Reason for queuing jobs

See the list of pending jobs with squeue -t PD
The last column, NODELIST (REASON) shows why the job isn't running
Open the manual page for squeue with man squeue
- See the section JOB REASON CODES towards the end
  - The list is NOT exhaustive

Priority: There is another pending job with higher priority
Resources: The job has the highest priority, but waiting for resources to become available, that is, for some running job to finish.
AssocMaxJobsLimit: The association (=user/group) has a limit on the number of resources (e.g. GPU's) that can be used by running jobs. You must wait for some of your running jobs to finish before this one can be started.
QOSResourceLimit: Hitting QoS limits.

launch failed requeued held: Job launch failed, slurm requeued the job but it must be released with scontrol release JOBID
Dependency: Job cannot start before some other job is finished.
DependencyNeverSatisfied: Job cannot start before some other job is finished, but that other job failed. You must cancel the job with scancel JOBID

To prevent a single user from monopolizing all resources, we use GrpTRESRunMins. See your limits with

sacctmgr list user $USER witha \
format=Account,MaxCPUs,GrpTRESRunMins%50,GrpTRES%40

E.g. a GrpTRESRunMins limit cpu=1500000 means that the remaining runtime of your running jobs must be less than 1500000 cpu-minutes
Check out the GrpCPURunMins simulator and In-depth explanation

Queue priority

In triton we use a hierarchical fair share algorithm which assings a priority value to each pending job.
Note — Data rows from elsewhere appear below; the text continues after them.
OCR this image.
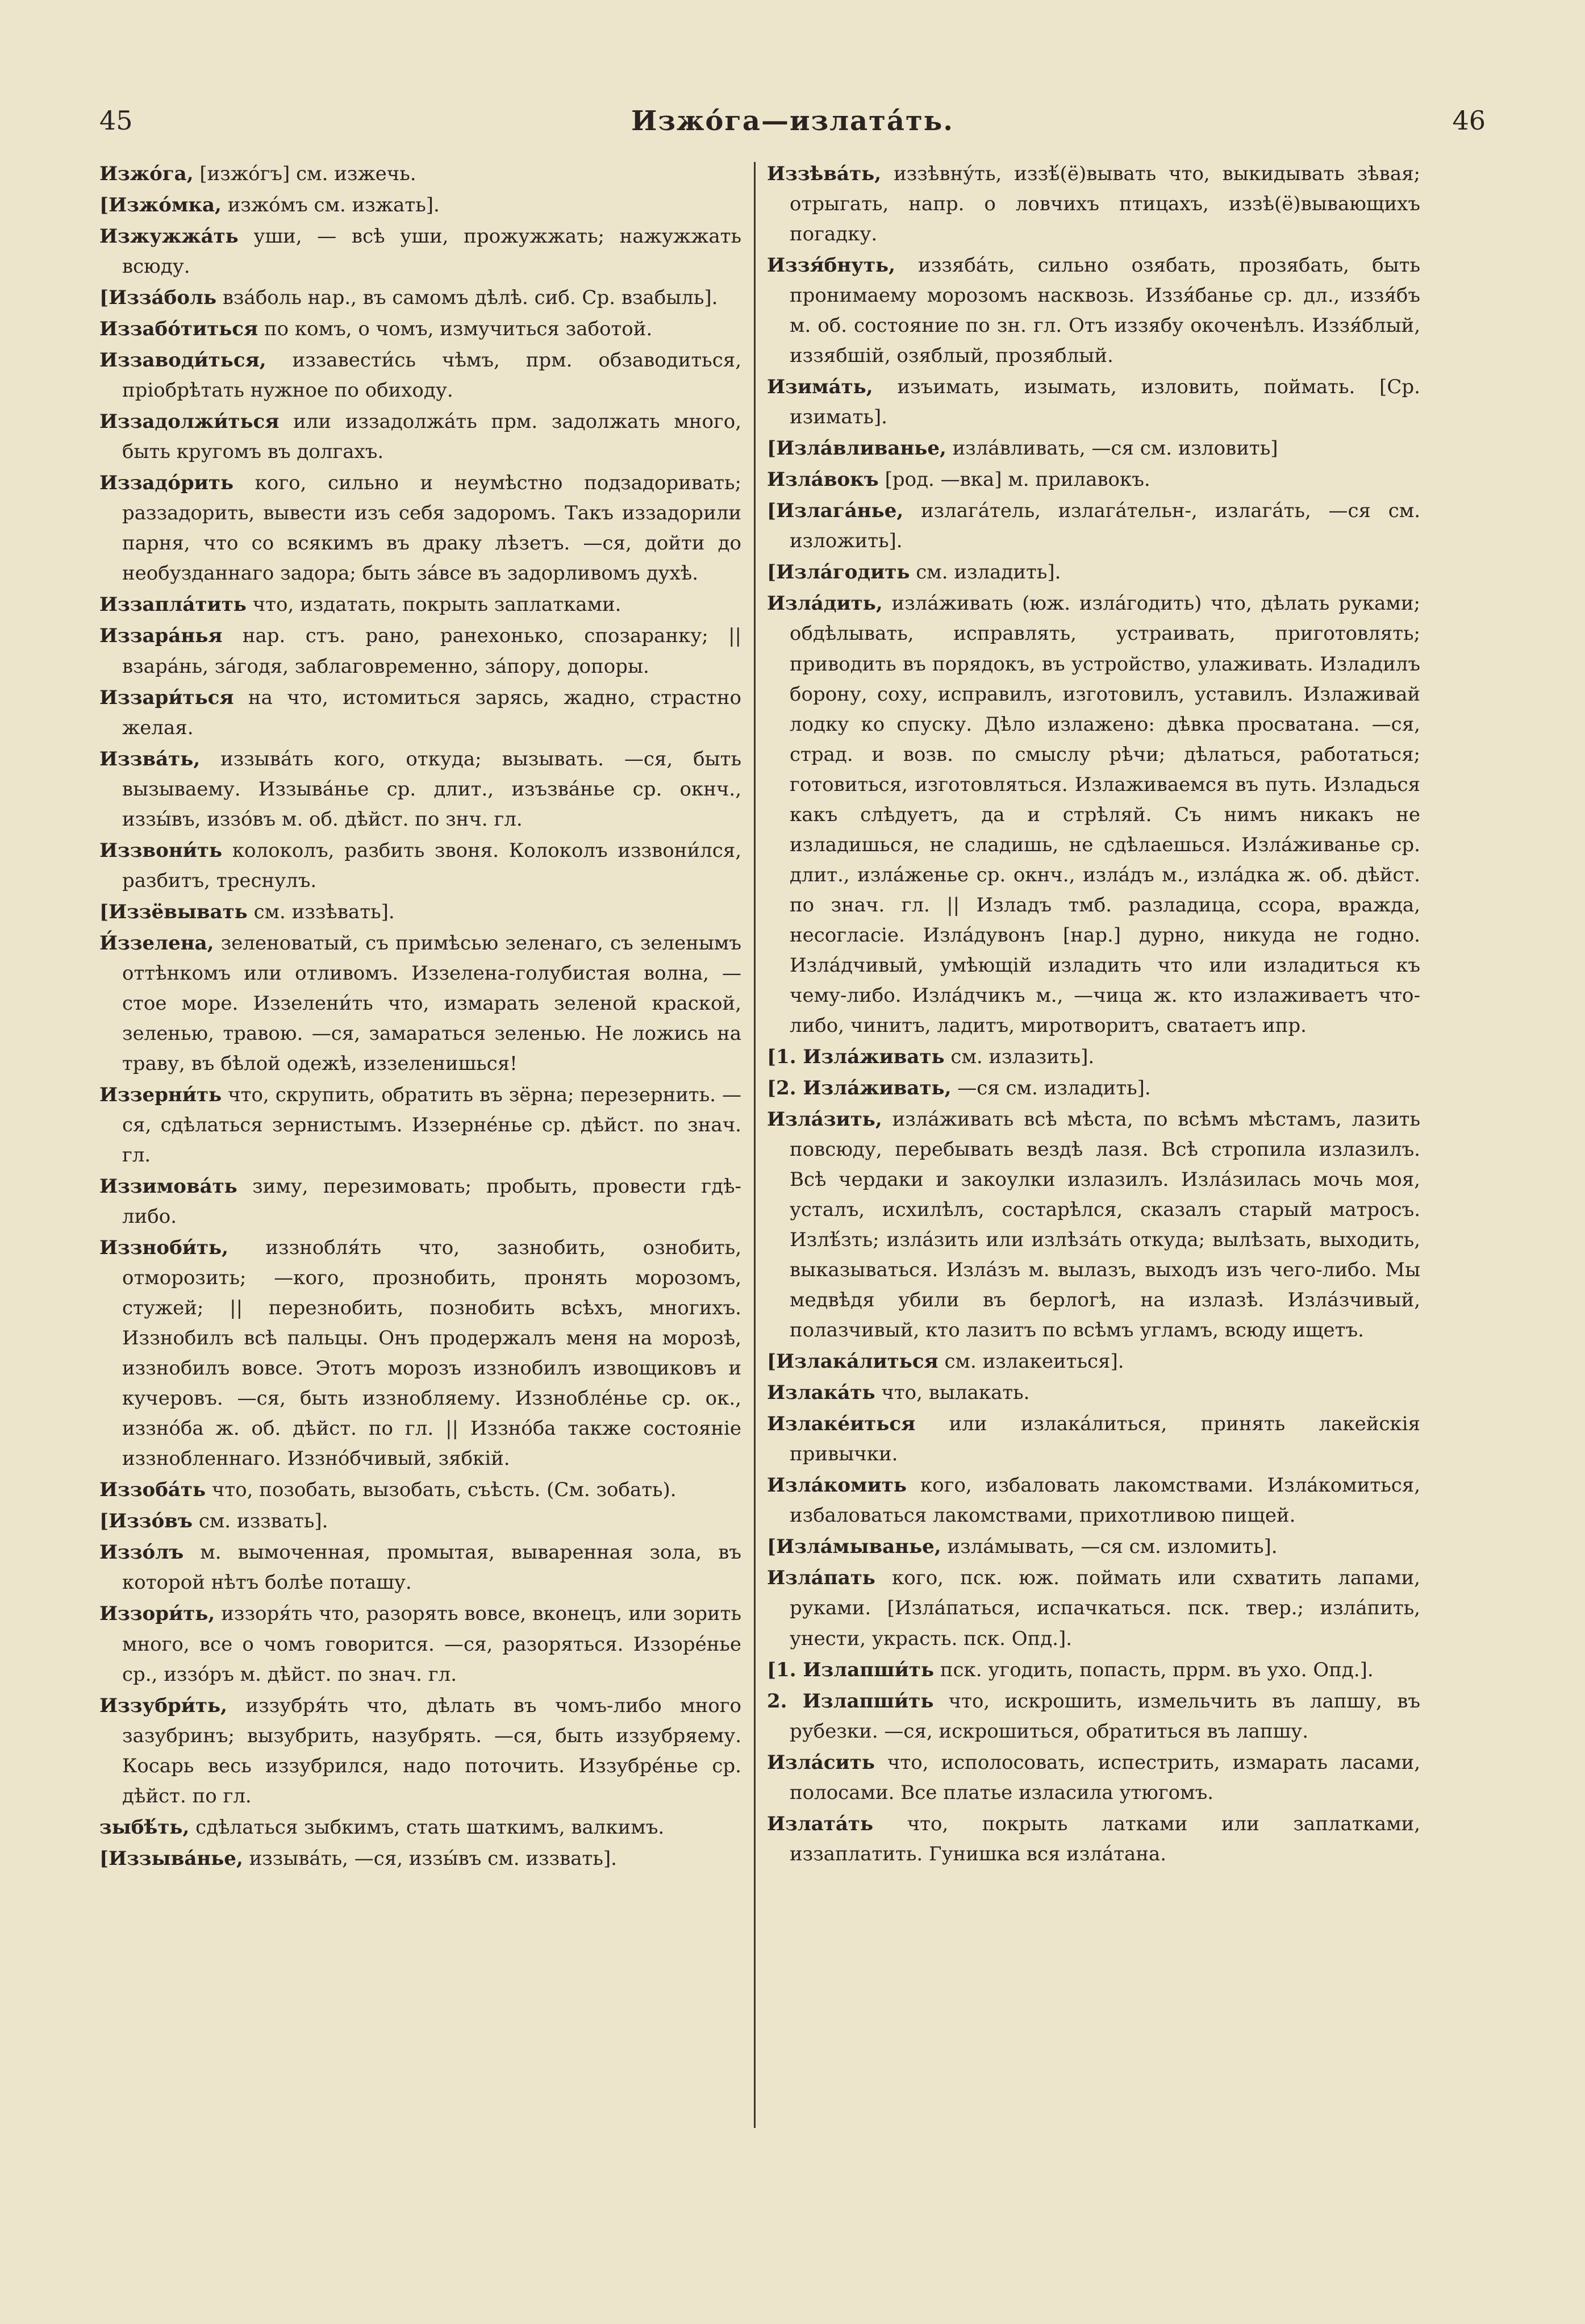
45	Изжо́га—излата́ть.	46

Изжо́га, [изжо́гъ] см. изжечь.

[Изжо́мка, изжо́мъ см. изжать].

Изжужжа́ть уши, — всѣ уши, прожужжать; нажужжать всюду.

[Иззáболь вза́боль нар., въ самомъ дѣлѣ. сиб. Ср. взабыль].

Иззабо́титься по комъ, о чомъ, измучиться заботой.

Иззаводи́ться, иззавести́сь чѣмъ, прм. обзаводиться, пріобрѣтать нужное по обиходу.

Иззадолжи́ться или иззадолжа́ть прм. задолжать много, быть кругомъ въ долгахъ.

Иззадо́рить кого, сильно и неумѣстно подзадоривать; раззадорить, вывести изъ себя задоромъ. Такъ иззадорили парня, что со всякимъ въ драку лѣзетъ. —ся, дойти до необузданнаго задора; быть за́все въ задорливомъ духѣ.

Иззапла́тить что, издатать, покрыть заплатками.

Иззара́нья нар. стъ. рано, ранехонько, спозаранку; || взара́нь, за́годя, заблаговременно, за́пору, допоры.

Иззари́ться на что, истомиться зарясь, жадно, страстно желая.

Иззва́ть, иззыва́ть кого, откуда; вызывать. —ся, быть вызываему. Иззыва́нье ср. длит., изъзва́нье ср. окнч., иззы́въ, иззо́въ м. об. дѣйст. по знч. гл.

Иззвони́ть колоколъ, разбить звоня. Колоколъ иззвони́лся, разбитъ, треснулъ.

[Иззёвывать см. иззѣвать].

И́ззелена, зеленоватый, съ примѣсью зеленаго, съ зеленымъ оттѣнкомъ или отливомъ. Иззелена-голубистая волна, —стое море. Иззелени́ть что, измарать зеленой краской, зеленью, травою. —ся, замараться зеленью. Не ложись на траву, въ бѣлой одежѣ, иззеленишься!

Иззерни́ть что, скрупить, обратить въ зёрна; перезернить. —ся, сдѣлаться зернистымъ. Иззерне́нье ср. дѣйст. по знач. гл.

Иззимова́ть зиму, перезимовать; пробыть, провести гдѣ-либо.

Иззноби́ть, иззнобля́ть что, зазнобить, ознобить, отморозить; —кого, прознобить, пронять морозомъ, стужей; || перезнобить, познобить всѣхъ, многихъ. Иззнобилъ всѣ пальцы. Онъ продержалъ меня на морозѣ, иззнобилъ вовсе. Этотъ морозъ иззнобилъ извощиковъ и кучеровъ. —ся, быть иззнобляему. Иззнобле́нье ср. ок., иззно́ба ж. об. дѣйст. по гл. || Иззно́ба также состояніе иззнобленнаго. Иззно́бчивый, зябкій.

Иззоба́ть что, позобать, вызобать, съѣсть. (См. зобать).

[Иззо́въ см. иззвать].

Иззо́лъ м. вымоченная, промытая, вываренная зола, въ которой нѣтъ болѣе поташу.

Иззори́ть, иззоря́ть что, разорять вовсе, вконецъ, или зорить много, все о чомъ говорится. —ся, разоряться. Иззоре́нье ср., иззо́ръ м. дѣйст. по знач. гл.

Иззубри́ть, иззубря́ть что, дѣлать въ чомъ-либо много зазубринъ; вызубрить, назубрять. —ся, быть иззубряему. Косарь весь иззубрился, надо поточить. Иззубре́нье ср. дѣйст. по гл.

зыбѣ́ть, сдѣлаться зыбкимъ, стать шаткимъ, валкимъ.

[Иззыва́нье, иззыва́ть, —ся, иззы́въ см. иззвать].

Иззѣва́ть, иззѣвну́ть, иззѣ́(ё)вывать что, выкидывать зѣвая; отрыгать, напр. о ловчихъ птицахъ, иззѣ(ё)вывающихъ погадку.

Иззя́бнуть, иззяба́ть, сильно озябать, прозябать, быть пронимаему морозомъ насквозь. Иззя́банье ср. дл., иззя́бъ м. об. состояние по зн. гл. Отъ иззябу окоченѣлъ. Иззя́блый, иззябшій, озяблый, прозяблый.

Изима́ть, изъимать, изымать, изловить, поймать. [Ср. изимать].

[Изла́вливанье, изла́вливать, —ся см. изловить]

Изла́вокъ [род. —вка] м. прилавокъ.

[Излага́нье, излага́тель, излага́тельн-, излага́ть, —ся см. изложить].

[Изла́годить см. изладить].

Изла́дить, изла́живать (юж. изла́годить) что, дѣлать руками; обдѣлывать, исправлять, устраивать, приготовлять; приводить въ порядокъ, въ устройство, улаживать. Изладилъ борону, соху, исправилъ, изготовилъ, уставилъ. Излаживай лодку ко спуску. Дѣло излажено: дѣвка просватана. —ся, страд. и возв. по смыслу рѣчи; дѣлаться, работаться; готовиться, изготовляться. Излаживаемся въ путь. Изладься какъ слѣдуетъ, да и стрѣляй. Съ нимъ никакъ не изладишься, не сладишь, не сдѣлаешься. Изла́живанье ср. длит., изла́женье ср. окнч., изла́дъ м., изла́дка ж. об. дѣйст. по знач. гл. || Изладъ тмб. разладица, ссора, вражда, несогласіе. Изла́дувонъ [нар.] дурно, никуда не годно. Изла́дчивый, умѣющій изладить что или изладиться къ чему-либо. Изла́дчикъ м., —чица ж. кто излаживаетъ что-либо, чинитъ, ладитъ, миротворитъ, сватаетъ ипр.

[1. Изла́живать см. излазить].

[2. Изла́живать, —ся см. изладить].

Изла́зить, изла́живать всѣ мѣста, по всѣмъ мѣстамъ, лазить повсюду, перебывать вездѣ лазя. Всѣ стропила излазилъ. Всѣ чердаки и закоулки излазилъ. Изла́зилась мочь моя, усталъ, исхилѣлъ, состарѣлся, сказалъ старый матросъ. Излѣ́зть; изла́зить или излѣза́ть откуда; вылѣзать, выходить, выказываться. Изла́зъ м. вылазъ, выходъ изъ чего-либо. Мы медвѣдя убили въ берлогѣ, на излазѣ. Изла́зчивый, полазчивый, кто лазитъ по всѣмъ угламъ, всюду ищетъ.

[Излака́литься см. излакеиться].

Излака́ть что, вылакать.

Излаке́иться или излака́литься, принять лакейскія привычки.

Изла́комить кого, избаловать лакомствами. Изла́комиться, избаловаться лакомствами, прихотливою пищей.

[Изла́мыванье, изла́мывать, —ся см. изломить].

Изла́пать кого, пск. юж. поймать или схватить лапами, руками. [Изла́паться, испачкаться. пск. твер.; изла́пить, унести, украсть. пск. Опд.].

[1. Излапши́ть пск. угодить, попасть, пррм. въ ухо. Опд.].

2. Излапши́ть что, искрошить, измельчить въ лапшу, въ рубезки. —ся, искрошиться, обратиться въ лапшу.

Изла́сить что, исполосовать, испестрить, измарать ласами, полосами. Все платье изласила утюгомъ.

Излата́ть что, покрыть латками или заплатками, иззаплатить. Гунишка вся изла́тана.
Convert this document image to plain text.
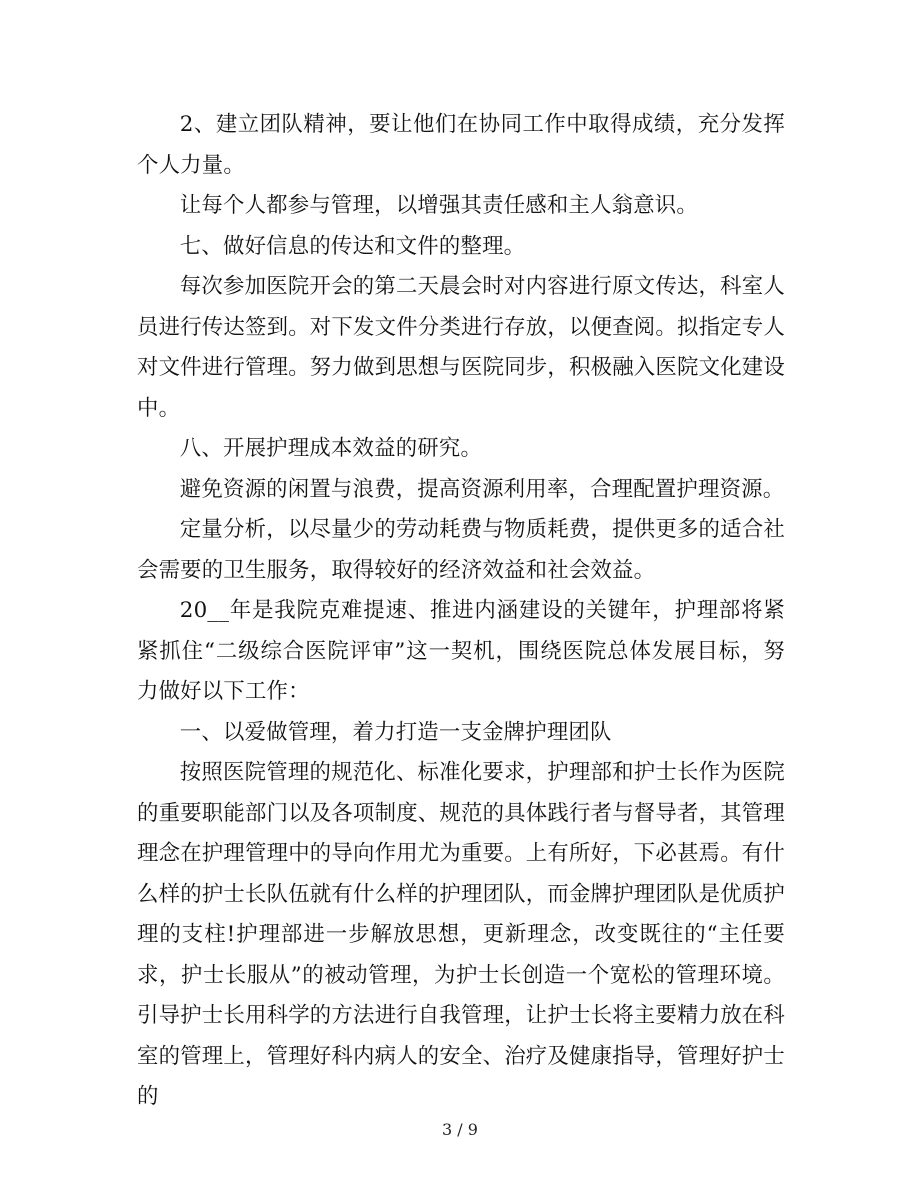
2、建立团队精神，要让他们在协同工作中取得成绩，充分发挥个人力量。

让每个人都参与管理，以增强其责任感和主人翁意识。

七、做好信息的传达和文件的整理。

每次参加医院开会的第二天晨会时对内容进行原文传达，科室人员进行传达签到。对下发文件分类进行存放，以便查阅。拟指定专人对文件进行管理。努力做到思想与医院同步，积极融入医院文化建设中。

八、开展护理成本效益的研究。

避免资源的闲置与浪费，提高资源利用率，合理配置护理资源。

定量分析，以尽量少的劳动耗费与物质耗费，提供更多的适合社会需要的卫生服务，取得较好的经济效益和社会效益。

20__年是我院克难提速、推进内涵建设的关键年，护理部将紧紧抓住“二级综合医院评审”这一契机，围绕医院总体发展目标，努力做好以下工作：

一、以爱做管理，着力打造一支金牌护理团队

按照医院管理的规范化、标准化要求，护理部和护士长作为医院的重要职能部门以及各项制度、规范的具体践行者与督导者，其管理理念在护理管理中的导向作用尤为重要。上有所好，下必甚焉。有什么样的护士长队伍就有什么样的护理团队，而金牌护理团队是优质护理的支柱!护理部进一步解放思想，更新理念，改变既往的“主任要求，护士长服从”的被动管理，为护士长创造一个宽松的管理环境。引导护士长用科学的方法进行自我管理，让护士长将主要精力放在科室的管理上，管理好科内病人的安全、治疗及健康指导，管理好护士的

3 / 9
The goal is to balance usage so that each department and user gets their own fair share of the available resources.
Historical usage is taken into account, exponetially decayed with half-life of 2 weeks.

That is:
- Use lots of resources => lower priority
- Use less resources => higher priority
See the sprio tool
Also: scontrol show job JOBID will show the estimated start time of your job (if the scheduler has ever reached it)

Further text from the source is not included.